Active site of PnpCD. A, coordination sites of PnpCD-Fe³⁺. The coordinating atoms are assigned with black triangles. The F_o − F_c maps contoured at 10σ show the electron density for metal ions. B, coordination sites of PnpCD-Cd²⁺-HBN. C, structural comparison of the iron-bound PnpCD and the iron-free PnpCDs. The iron-bound and iron-free states in PnpCD-Fe³⁺ are shown in cyan and yellow, respectively. The iron-free state in apo-PnpCD is shown in gray. D, stereo view of the substrate-binding site of PnpCD. The F_o − F_c electron density map for hydroxybenzonitrile (HBN) is contoured at 3σ.

FIGURE 8.

Activity, coordination, and substrate-binding assay on PnpCD. A, effect of active site residue mutants on enzyme activity of PnpCD. Activity is defined as the number of micromoles of semialdehyde produced per min/ng of protein. The activity of wild type PnpCD is 22.9 μmol min⁻¹ ng⁻¹, which is equivalent to 100% enzyme activity. Error bars indicate the standard deviation. B–E, effect of the Asn-258 mutants (N258D and N258A) on metal ion binding. F and G, effect of the mutant E248Q on substrate binding.
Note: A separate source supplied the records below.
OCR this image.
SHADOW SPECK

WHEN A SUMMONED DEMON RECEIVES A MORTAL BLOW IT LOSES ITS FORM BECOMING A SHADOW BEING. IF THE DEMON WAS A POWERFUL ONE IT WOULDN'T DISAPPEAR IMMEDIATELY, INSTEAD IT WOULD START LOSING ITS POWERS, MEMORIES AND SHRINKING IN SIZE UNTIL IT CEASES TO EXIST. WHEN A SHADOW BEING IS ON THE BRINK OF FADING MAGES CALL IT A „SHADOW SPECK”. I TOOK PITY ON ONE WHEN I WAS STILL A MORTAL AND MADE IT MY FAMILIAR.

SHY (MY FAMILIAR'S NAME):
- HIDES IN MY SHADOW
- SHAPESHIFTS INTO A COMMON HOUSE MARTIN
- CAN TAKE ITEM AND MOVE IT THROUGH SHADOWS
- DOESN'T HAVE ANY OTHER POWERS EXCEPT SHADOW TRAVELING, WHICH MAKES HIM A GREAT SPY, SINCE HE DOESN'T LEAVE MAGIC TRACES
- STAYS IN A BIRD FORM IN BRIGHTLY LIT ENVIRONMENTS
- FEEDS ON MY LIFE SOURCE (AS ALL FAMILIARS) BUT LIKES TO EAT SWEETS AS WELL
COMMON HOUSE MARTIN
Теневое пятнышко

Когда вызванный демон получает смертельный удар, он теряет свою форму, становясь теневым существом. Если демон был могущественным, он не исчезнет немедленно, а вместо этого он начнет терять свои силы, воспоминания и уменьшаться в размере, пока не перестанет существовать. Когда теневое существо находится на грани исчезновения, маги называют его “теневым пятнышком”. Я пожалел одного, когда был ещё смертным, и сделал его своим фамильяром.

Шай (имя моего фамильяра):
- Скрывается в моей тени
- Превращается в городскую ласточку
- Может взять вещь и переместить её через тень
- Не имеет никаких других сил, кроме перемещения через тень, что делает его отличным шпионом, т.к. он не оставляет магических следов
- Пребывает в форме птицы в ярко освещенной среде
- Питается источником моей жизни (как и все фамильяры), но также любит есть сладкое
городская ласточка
The constant concentrations of dye NT647-labeled proteins were ∼0.8 μm for wild type PnpCD and ∼0.4 μm for the mutant E248Q, respectively. The initial concentration of hydroquinone was 5000 μm, which was serially diluted 15 times in a volume ratio of 1:1 with water each time. For sample preparation, each labeled protein (10 μl) was incubated with 16 concentrations of hydroquinone (10 μl), respectively.

FIGURE 9.

Putative O₂ binding pocket and proposed tunnels for substrate entry and product exit. A, putative O₂ binding pocket in the PnpCD structures. B, surface representation of chain W (salmon) and chain Y (yellow) in the PnpCD-Fe³⁺ structure. The two tunnels that might be responsible for the substrate entry and product exit are circled by the white dashed line. C, residues that contribute to the formation of the two tunnels.

FIGURE 10.

General ring cleavage mechanism proposed for PnpCD.